MEITS Blog


Football, Multilingualism and Interdisciplinarity

by Lisa-Maria Müller

“Tooor, Tooor, Tooor, Tooor, Tooor, Tooor! I wer’ narrisch!” Cordoba 1978, Austria beats Germany 3:2 – a legendary victory the country still hasn’t quite recovered from (not least because Austria isn’t necessarily spoiled with football victories). 

Why am I telling you about this? Well, firstly I am obviously trying to appeal to my football affine audience (hi there, lonely soul). And secondly, I wanted to tell you why watching a football game has never been straightforward for me. It’s a game between two teams, one wins, one loses, or nobody does either and you feel like you’ve wasted the last 90 minutes watching 22 people kicking a football around a field. The expectation is that you pick one at the start of the game (or the season, or sometimes even your life) and then you cheer this team on until the bitter end.

At international sporting events the expectation is that you support your national team – who else? You might get away with supporting a different team if yours did not qualify (hello there, Austria) but otherwise, such a choice would be rather uncommon. But what do you do if your heart beats for more than one nation? Either, because you were born in one and now live in another, or because your parents are from two different countries?

The latter is the case for me and I always found it hard to pick a team to support. People might say that this is why I chose a French partner, so I’d get a shot at finally supporting a stronger team … (Allez les bleus!).

It was always natural for me to root for more than one team and be happy for their victories. When Austria played against Poland in 2008, I supported both teams. And I wasn’t disappointed when they played 1:1 – a perfect outcome for me.

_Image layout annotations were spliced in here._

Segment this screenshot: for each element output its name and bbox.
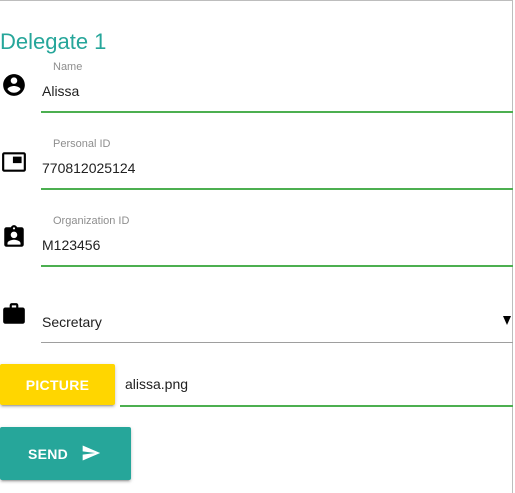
send-icon — [82, 445, 101, 461]
briefcase-icon — [3, 303, 25, 324]
badge-icon — [4, 225, 24, 247]
personal-id-underline — [41, 188, 513, 190]
personal-id-label: Personal ID — [53, 138, 111, 150]
account-circle-icon — [3, 74, 25, 96]
name-field[interactable]: Alissa — [42, 83, 79, 99]
personal-id-field[interactable]: 770812025124 — [42, 160, 135, 176]
picture-button[interactable]: PICTURE — [0, 364, 115, 405]
organization-id-field[interactable]: M123456 — [42, 237, 100, 253]
role-select-underline — [41, 342, 513, 343]
id-card-icon — [2, 152, 26, 172]
picture-filename: alissa.png — [125, 376, 189, 392]
role-select[interactable]: Secretary — [42, 314, 102, 330]
send-button-label: SEND — [28, 446, 69, 462]
send-button[interactable]: SEND — [0, 427, 131, 480]
dropdown-arrow-icon[interactable] — [503, 316, 511, 325]
organization-id-label: Organization ID — [53, 215, 130, 227]
name-label: Name — [53, 61, 83, 73]
form-title: Delegate 1 — [0, 29, 107, 54]
organization-id-underline — [41, 265, 513, 267]
picture-filename-underline — [120, 405, 513, 407]
name-field-underline — [41, 111, 513, 113]
form-panel: Delegate 1 Name Alissa Personal ID 77081… — [0, 0, 513, 493]
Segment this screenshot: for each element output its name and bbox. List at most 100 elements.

I feel equally about my two hats as a researcher and a practitioner. I can never quite pick one side. On the one hand this can be quite tiring because I sometimes feel like I am a Jack-of-all-trades but master of none. I have an understanding of teaching practice but only having taught for 1.5 years myself before moving to academia full-time, I always feel like an intruder when I try to define myself as a teacher. What do I know, really, about the day-to-day life of a teacher under pressures of marking and performing? Can I really relate to being caught in the repetitive routines of a daily life in school? Similar thoughts come to mind as a researcher, when I sometimes feel like my obsession with the applicability of research is keeping me from concentrating enough on the nitty-gritty details. Sometimes I get carried away with wanting to apply findings instead of running boring stats.

But actually, quite like supporting more than one team in football, being part of more than one team in my professional life, I get double the chance of victories. It is a great feeling to be part of more than one in-group and to be able to relate to lived experiences (despite only short ones). It opens up new perspectives and allows me to focus on questions that I believe will make a difference in practice.

So, whether I shout Tor! or gol! My ideal case scenario is that two teams come together and do their best for 90 minutes. Essentially, the process of a football game is one of action and reaction. No team can exist meaningfully without the other. If one of them leaves, the other loses their motivation to do their best. So by giving your best in your team, aren’t you automatically also pushing the other to the heights of their performance? In that case, is a match ever a real competition, or is it a symbiosis?